Evaluation of 2′-O-methyl (2OMe) antisense oligomers (AOs) targeting dystrophin exon 8 in MyoD transformed Duchenne muscular dystrophy (DMD) fibroblasts. (a–d) RT-PCR analysis from unrelated DMD patient fibroblast strains, all carrying a deletion of dystrophin exons 3–7, transfected with the four 2OMe AO lipoplexes, targeted to exons 8 at 10–400 nmol/l. Full-length (FL) and oligomer induced amplicons are indicated. (e) Densitometry was used to estimate relative exons 8 and 9 skipping induced by H8A(−6+18), shown in blue, H8A(−6+24), shown in red, H8A(+42+66), shown in green, and H8A(+57+83), shown in purple (n = 4) (mean + SEM).

Figure 4

Evaluation of phosphorodiamidate morpholino oligomers (PMOs), targeting dystrophin exon 8, in Duchenne muscular dystrophy (DMD) myoblasts. (a) RT-PCR products from four DMD myoblast strains (DM1 (Δ3–7), DM3 (Δ3–7), and DM4 (Δ5–7) myoblasts) transfected with three PMOs using nucleofection. Full-length and oligomer-induced products are shown. (b) Densitometry analysis (n = 4) showing relative exons 8 and 9 skipping induced by H8A(−6+18) (blue), H8A(−6+24) (red), H8A(+42+66) (green), and H8A(+57+83) (purple) (mean + SEM).

Figure 5

Dystrophin protein expression in PPMOk treated Duchenne muscular dystrophy (DMD) patient myoblasts. (a) Western blot showing dystrophin and dysferlin expression in PPMOk transfected (2 µmol/l), untreated (UT) DMD myogenic cells, and untreated normal human primary myogenic cells. Full-length dystrophin is 427 kDa, Δ5–9 dystrophin is ~402 kDa and Δ3–9 dystrophin is ~395 kDa.

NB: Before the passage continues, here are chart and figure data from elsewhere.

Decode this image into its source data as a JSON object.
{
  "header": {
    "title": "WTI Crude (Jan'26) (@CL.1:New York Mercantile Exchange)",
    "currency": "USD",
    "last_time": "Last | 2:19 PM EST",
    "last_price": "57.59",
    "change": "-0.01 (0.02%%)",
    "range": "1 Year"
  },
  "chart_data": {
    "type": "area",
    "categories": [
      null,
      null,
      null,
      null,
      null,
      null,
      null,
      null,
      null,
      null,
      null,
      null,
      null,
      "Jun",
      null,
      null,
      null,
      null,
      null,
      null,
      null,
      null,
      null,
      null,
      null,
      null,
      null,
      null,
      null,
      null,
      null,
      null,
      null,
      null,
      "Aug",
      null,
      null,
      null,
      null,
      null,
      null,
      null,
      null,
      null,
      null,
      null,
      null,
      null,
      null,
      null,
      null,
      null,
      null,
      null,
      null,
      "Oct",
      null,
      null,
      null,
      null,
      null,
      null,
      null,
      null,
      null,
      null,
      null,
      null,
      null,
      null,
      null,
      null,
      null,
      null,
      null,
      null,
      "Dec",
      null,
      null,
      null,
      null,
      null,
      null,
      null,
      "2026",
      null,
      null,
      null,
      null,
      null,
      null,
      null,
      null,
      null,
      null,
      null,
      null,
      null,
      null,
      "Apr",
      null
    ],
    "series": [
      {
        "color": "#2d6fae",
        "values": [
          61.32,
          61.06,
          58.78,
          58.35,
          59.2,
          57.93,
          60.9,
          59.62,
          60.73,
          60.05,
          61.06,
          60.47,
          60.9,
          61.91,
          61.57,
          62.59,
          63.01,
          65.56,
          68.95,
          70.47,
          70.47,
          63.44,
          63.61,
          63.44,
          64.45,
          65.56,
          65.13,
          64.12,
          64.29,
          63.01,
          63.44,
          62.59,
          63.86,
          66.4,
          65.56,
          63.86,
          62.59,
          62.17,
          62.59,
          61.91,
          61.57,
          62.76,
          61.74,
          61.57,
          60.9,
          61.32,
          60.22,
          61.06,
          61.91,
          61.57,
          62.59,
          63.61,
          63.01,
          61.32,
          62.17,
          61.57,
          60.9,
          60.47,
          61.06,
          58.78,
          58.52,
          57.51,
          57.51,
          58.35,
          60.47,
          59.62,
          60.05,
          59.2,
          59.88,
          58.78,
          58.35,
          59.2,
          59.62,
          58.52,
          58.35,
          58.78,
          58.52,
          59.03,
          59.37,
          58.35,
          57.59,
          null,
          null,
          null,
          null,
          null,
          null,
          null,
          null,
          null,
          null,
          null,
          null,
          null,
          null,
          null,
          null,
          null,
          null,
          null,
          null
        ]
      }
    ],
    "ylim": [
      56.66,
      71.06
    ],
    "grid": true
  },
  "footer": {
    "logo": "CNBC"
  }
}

Dystrophin and dysferlin (230 kDa) were revealed by NCL-DYS1 and NCL-Hamlet1, respectively using the Western Breeze detection system. (b) Densitometry was used to estimate dystrophin expression relative to that in normal human myogenic cells, normalized to dysferlin. (c) Densitometry analysis showing relative dystrophin expression, determined by western blotting, as compared with untreated DMD myoblasts (fold increase) and normalized to dysferlin expression on the same blot. (d) RT-PCR analysis of exons 8 and 9 skipping levels. Full-length and oligomer-induced products are shown. (e) Densitometry analysis showing relative exons 8 and 9 skipping induced by H8A(−6+18) (blue), H8A(−6+24) (red), and H8A(+57+83) (purple). Data from untreated cells is shown in orange.